Da war es wieder, deutlicher als vorhin. Aber im Zimmer konnte es nicht sein. Es hatte keinen Eingang außer durch den Salon. Auch hinter ihrem Rücken, während sie am Schreibtisch saß, hatte sich niemand einschleichen können: sie hatte schon vorher die einzige Thür nach dem Korridor abgeschlossen und ebenso die aus dem Salon nach dem Empfangszimmer, Es klang auch nicht, als ob es in dem Gemache selbst sei, sondern wie aus einem Nebenraume, der dann allerdings nur durch eine dünne Bretterwand von diesem getrennt sein konnte, oder durch eine Thür.

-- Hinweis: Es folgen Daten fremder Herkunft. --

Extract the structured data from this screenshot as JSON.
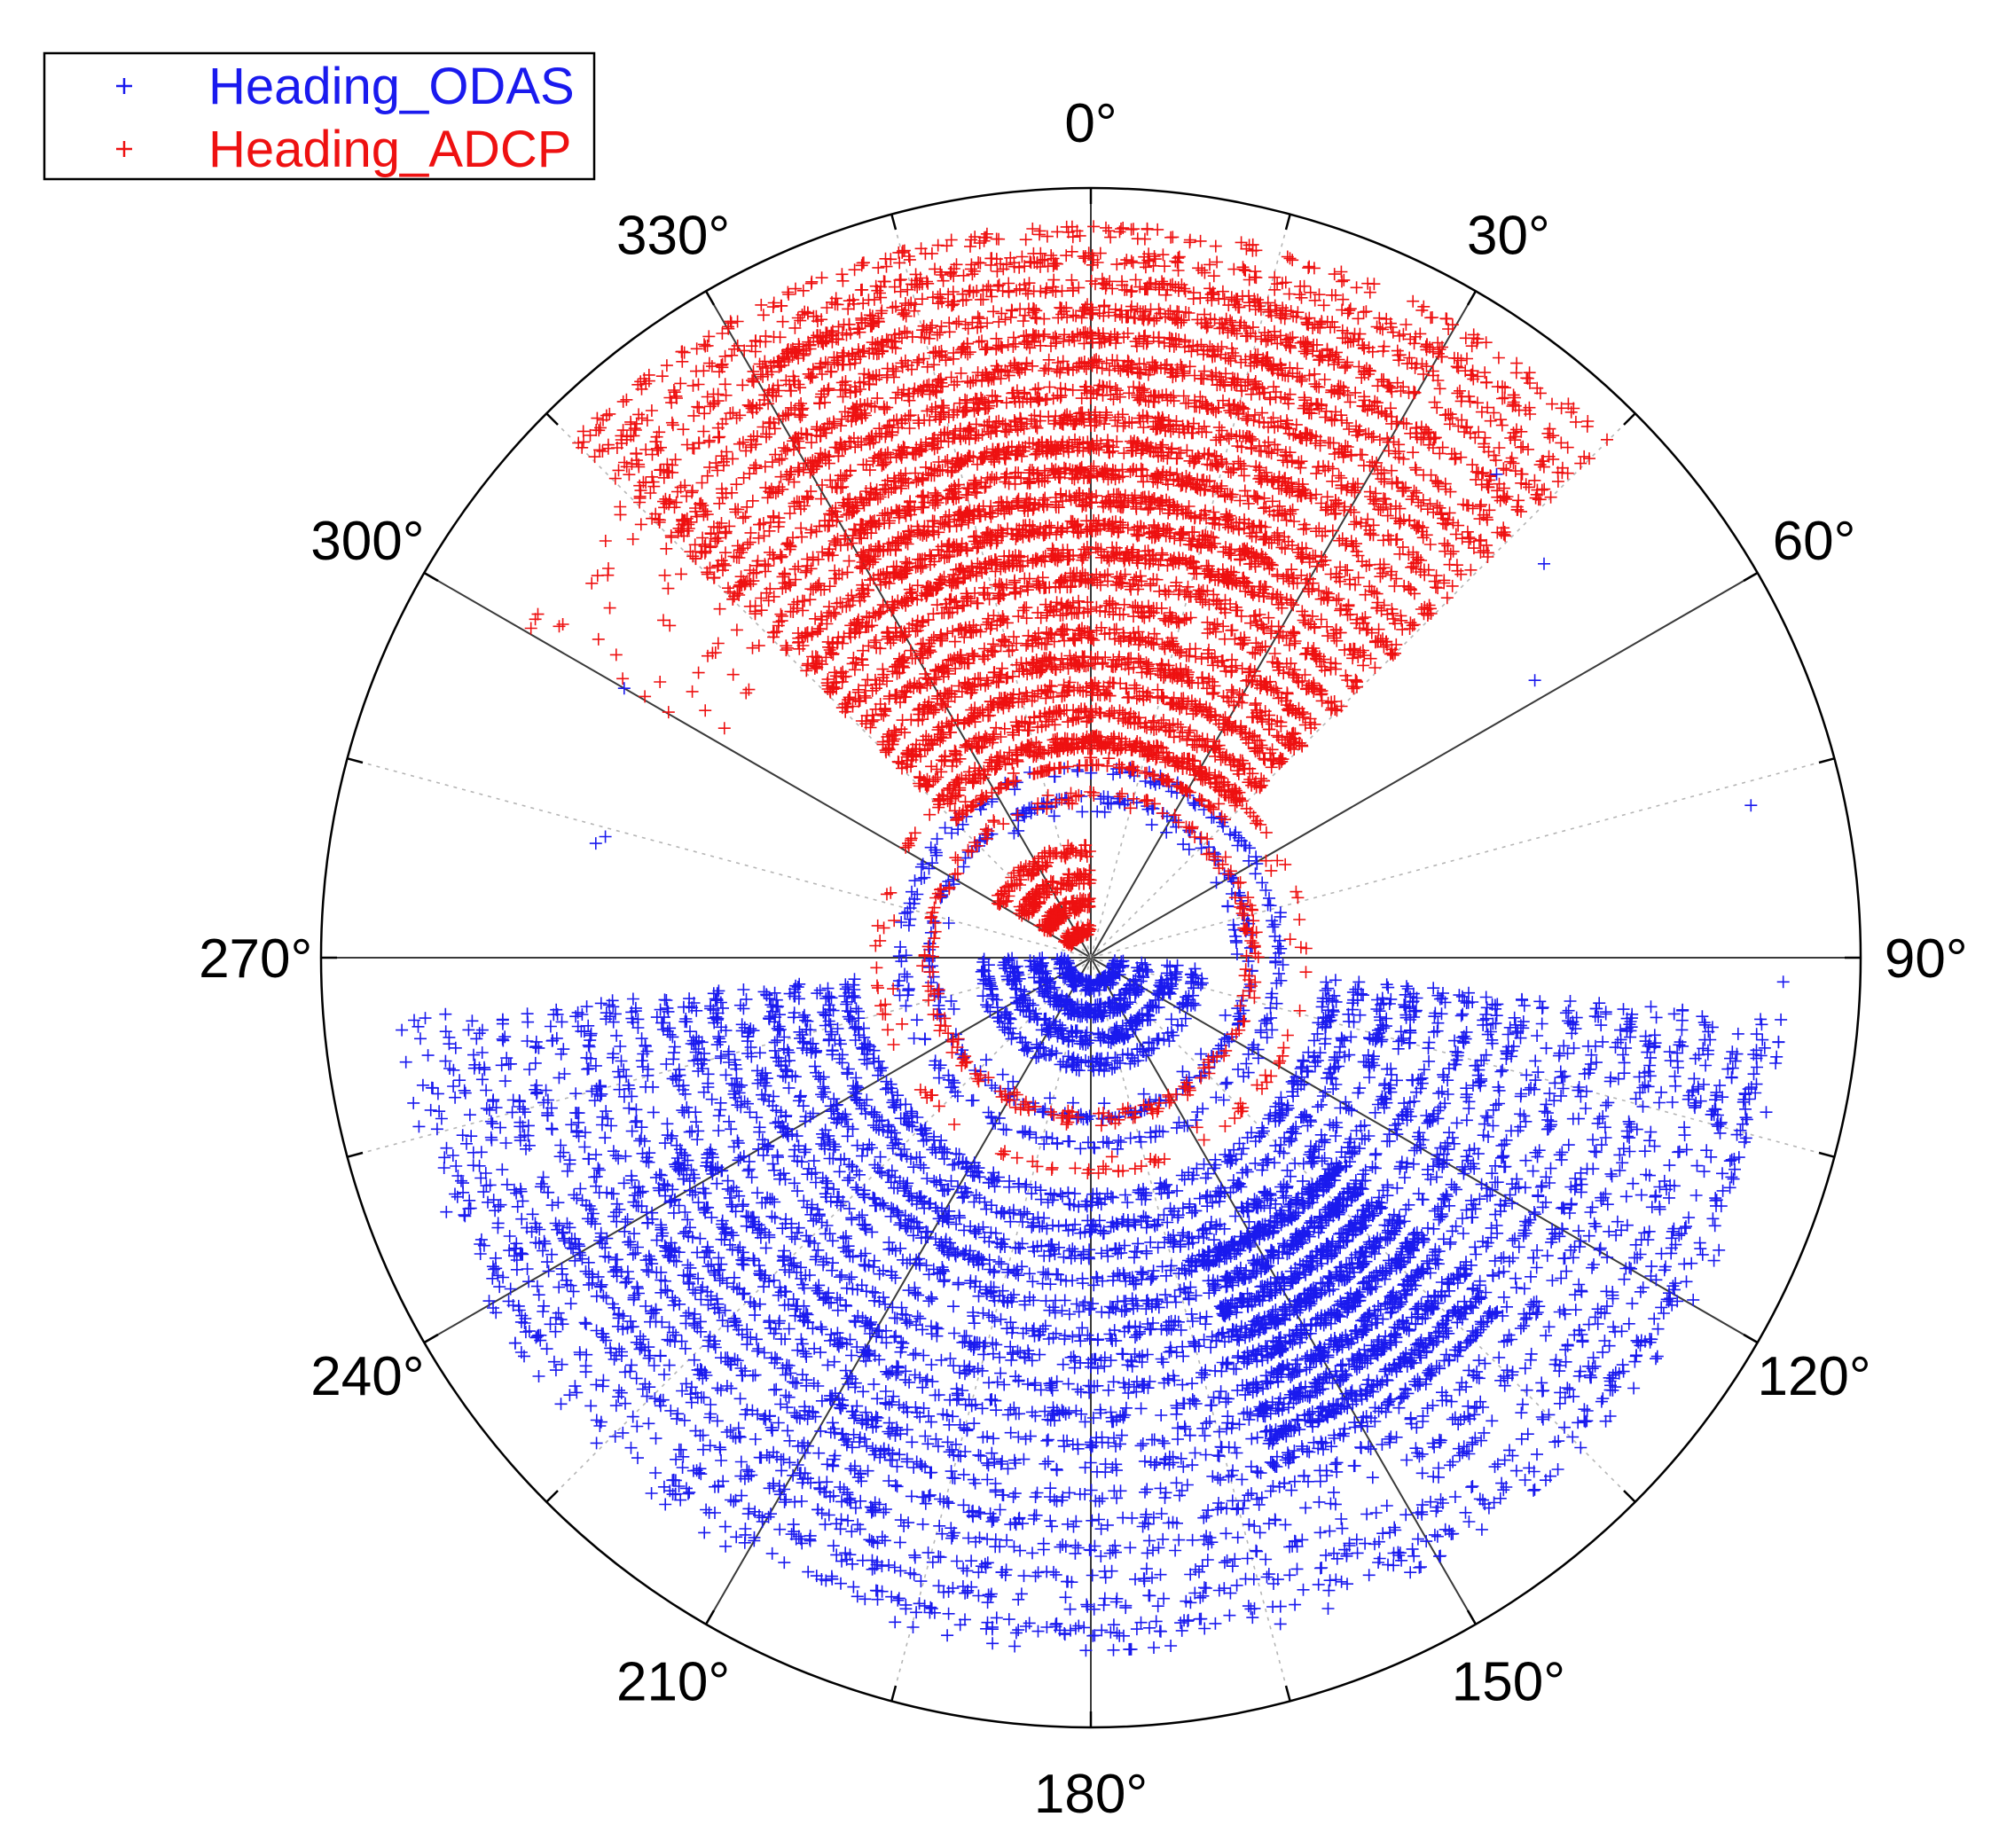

Aber dies waren dicke Steinwände, durch die sie noch nie einen Ton gehört hatte, und eine zweite Thür gab es nicht.

Da zum drittenmal, wieder näher, wieder deutlicher!

Es mußte an der Wand, dem Spiegel gegenüber, sein.

Sie stand noch eine Weile – jetzt vollkommen ruhig – während sich das Geräusch abermals hören ließ: andauernd diesmal, nur mit jedem Moment schwächer werdend, als ob etwas eine Treppe hinabsteige.

Dann war es fort.

Sie mochte ruhig zu Bett gehen.

Und ruhig schlafen.

Eben als sie einschlafen wollte, kam ihr ein närrischer Einfall, daß sie lachen mußte.

Sie wußte aber nicht, was es gewesen war.

So legte sie sich auf die andre Seite, ballte das seidene Kopfkissen, ihrer Gewohnheit gemäß, zu einem weichen bequemen Knäuel und schlief ruhig bis in den andern Morgen.